Correndo desengonçado pelos corredores encerados do moderno Hospital Materno Infantil de Brasília, Maurício comemora uma vitória: acaba de conquistar o direito a um pirulito por não ter chorado na consulta com o médico. Filho único da cabeleireira Simone Sales e de Wilson, um criador de avestruzes, Maurício já se acostumou à rotina imposta pelos adultos: homens de branco receitando remédios e a “tia” ensinando as letras. Os pais, que só fizeram o primeiro grau, acham o estudo fundamental para o futuro do filho. Aos três anos, ele adora ir à pré-escola e já entendeu que para crescer forte deve continuar visitando o homem de estetoscópio no peito. Essa realidade não faz parte da vida de Fabinho, do remoto município de Batalha, em Alagoas, mirrado para os seus quase seis anos. A maior parte do tempo, ele ajuda a mãe a cuidar dos outros cinco irmãos – José Cícero, Manoel, Maria da Penha, Ana Cristina e Diego. Analfabetos e sem emprego, Maria Ivanilde e Donizete Soares desejam apenas que os filhos vinguem, escapando do destino de se somar à multidão de anjinhos que povoam o cemitério da cidade. Aos seis meses da sétima gravidez, no entanto, Ivanilde nem sequer fez um exame pré-natal – fundamental para a sua saúde e a do filho que vai nascer. Conta com Deus, e não com o Estado, para cuidar de tudo. O casal só colocou três dos seis filhos na escola e não achou vaga em creche. Fabinho ficou sem estudar.

Leopoldo Silva
Fabinho, em Batalha (AL), come farinha e está fora da sala de aula

Essa semana, Maurício e Fabinho precisaram ir ao médico. Maurício foi atendido na emergência do Hospital Materno Infantil de Brasília, um dos 13 da rede pública do DF, que conta também com 62 postos de saúde. Sem médico por perto, Fabinho ficou em casa, um barraco de taipa de 15 metros quadrados fincado na paisagem marrom do Alto do Urubu, um bairro miserável no município alagoano de Batalha, a 185 quilômetros de Maceió. Estava aflito com dor de cabeça de causa desconhecida e com uma outra dor, esta sim bem familiar: a fome. O único prato do dia foi um copo com água misturado à farinha e um naco de toucinho. Não foi suficiente para nutri-lo.

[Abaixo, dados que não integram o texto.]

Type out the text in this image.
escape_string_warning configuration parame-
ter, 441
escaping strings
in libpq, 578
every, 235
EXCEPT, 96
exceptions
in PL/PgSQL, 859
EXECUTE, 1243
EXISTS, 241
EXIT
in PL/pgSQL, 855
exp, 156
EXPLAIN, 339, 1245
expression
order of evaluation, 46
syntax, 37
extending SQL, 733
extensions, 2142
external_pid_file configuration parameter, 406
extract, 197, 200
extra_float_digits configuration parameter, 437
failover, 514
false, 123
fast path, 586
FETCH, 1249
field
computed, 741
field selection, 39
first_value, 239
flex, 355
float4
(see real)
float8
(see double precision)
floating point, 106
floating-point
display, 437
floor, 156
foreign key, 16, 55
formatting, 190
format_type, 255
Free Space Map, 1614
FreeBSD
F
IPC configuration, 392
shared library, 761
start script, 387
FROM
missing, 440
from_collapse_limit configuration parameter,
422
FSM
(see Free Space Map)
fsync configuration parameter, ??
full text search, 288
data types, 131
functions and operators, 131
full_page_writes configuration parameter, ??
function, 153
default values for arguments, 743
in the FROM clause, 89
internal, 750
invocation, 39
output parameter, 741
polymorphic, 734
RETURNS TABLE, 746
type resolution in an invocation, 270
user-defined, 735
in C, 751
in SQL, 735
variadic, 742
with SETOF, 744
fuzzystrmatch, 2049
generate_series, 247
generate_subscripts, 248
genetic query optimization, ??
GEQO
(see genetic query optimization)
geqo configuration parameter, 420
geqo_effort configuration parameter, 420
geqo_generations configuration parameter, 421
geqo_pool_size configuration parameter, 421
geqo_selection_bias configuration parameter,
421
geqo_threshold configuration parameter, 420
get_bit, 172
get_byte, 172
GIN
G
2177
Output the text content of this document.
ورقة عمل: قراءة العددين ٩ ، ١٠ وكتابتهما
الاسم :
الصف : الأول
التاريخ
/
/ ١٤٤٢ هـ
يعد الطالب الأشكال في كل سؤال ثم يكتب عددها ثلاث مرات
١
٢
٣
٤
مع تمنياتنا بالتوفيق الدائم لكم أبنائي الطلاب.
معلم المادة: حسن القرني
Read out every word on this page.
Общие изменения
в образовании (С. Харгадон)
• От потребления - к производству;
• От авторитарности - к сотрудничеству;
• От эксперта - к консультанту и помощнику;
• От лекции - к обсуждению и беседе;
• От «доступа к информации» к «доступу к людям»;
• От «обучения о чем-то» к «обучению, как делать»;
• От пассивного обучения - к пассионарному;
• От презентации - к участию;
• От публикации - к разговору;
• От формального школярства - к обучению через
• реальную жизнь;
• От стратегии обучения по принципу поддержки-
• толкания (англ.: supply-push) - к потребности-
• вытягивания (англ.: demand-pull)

Fábios e Maurícios existem em qualquer lugar do Brasil, mas na roleta-russa geográfica típica da Belíndia – a Bélgica e a Índia que convivem dentro de nossas fronteiras –, a criança que mora em Brasília tem muito mais chances de receber tratamento médico adequado, estudar e, principalmente, de sobreviver do que a que mora em Alagoas. A mortalidade infantil em Alagoas é três vezes maior do que em Brasília. E mais da metade das crianças do DF está matriculada na pré-escola, quase o dobro de Alagoas. Num país mais injusto do que pobre, um estudo intitulado “Infância Brasileira 2001”, do Fundo das Nações Unidas para a Infância (Unicef), demonstra pela primeira vez como Estados e cidades diferentes oferecem chances distintas para suas crianças.

Leopoldo Silva
Hospital Materno Infantil de Brasília, um dos treze da rede pública

Chances – Ao avaliar a primeira infância – do nascimento até os seis anos – em todos os 5.507 municípios brasileiros, o relatório mostra que escolas e hospitais definem o sucesso ou o fracasso de uma geração. Uma gestante no Maranhão tem duas vezes menos possibilidades de fazer seu pré-natal adequadamente – pelo menos seis exames, como recomenda a Organização Mundial de Saúde – do que outra em Mato Grosso do Sul. A criança do Acre tem metade das chances daquela que vive em Brasília de ser imunizada contra sarampo, tétano, coqueluche, difteria e poliomielite. E dez vezes menos chances do que os paulistas de iniciar seus estudos em uma creche. Um dos Estados mais pobres do País, o Acre tem um terço de seus municípios na lista dos 100 piores lugares para uma criança crescer. Na cidade de Marechal Thaumaturgo, com 8,3 mil habitantes, não existem creches, só três em cada 100 mães fazem o pré-natal e menos de 2% das crianças foram imunizadas contra sarampo. Correndo o mapa em direção a São Paulo, um pequeno município vive o extremo oposto. Em Águas de São Pedro, com 1.720 habitantes, todas as crianças frequentam pré-escola e 80% estão matriculadas em creches.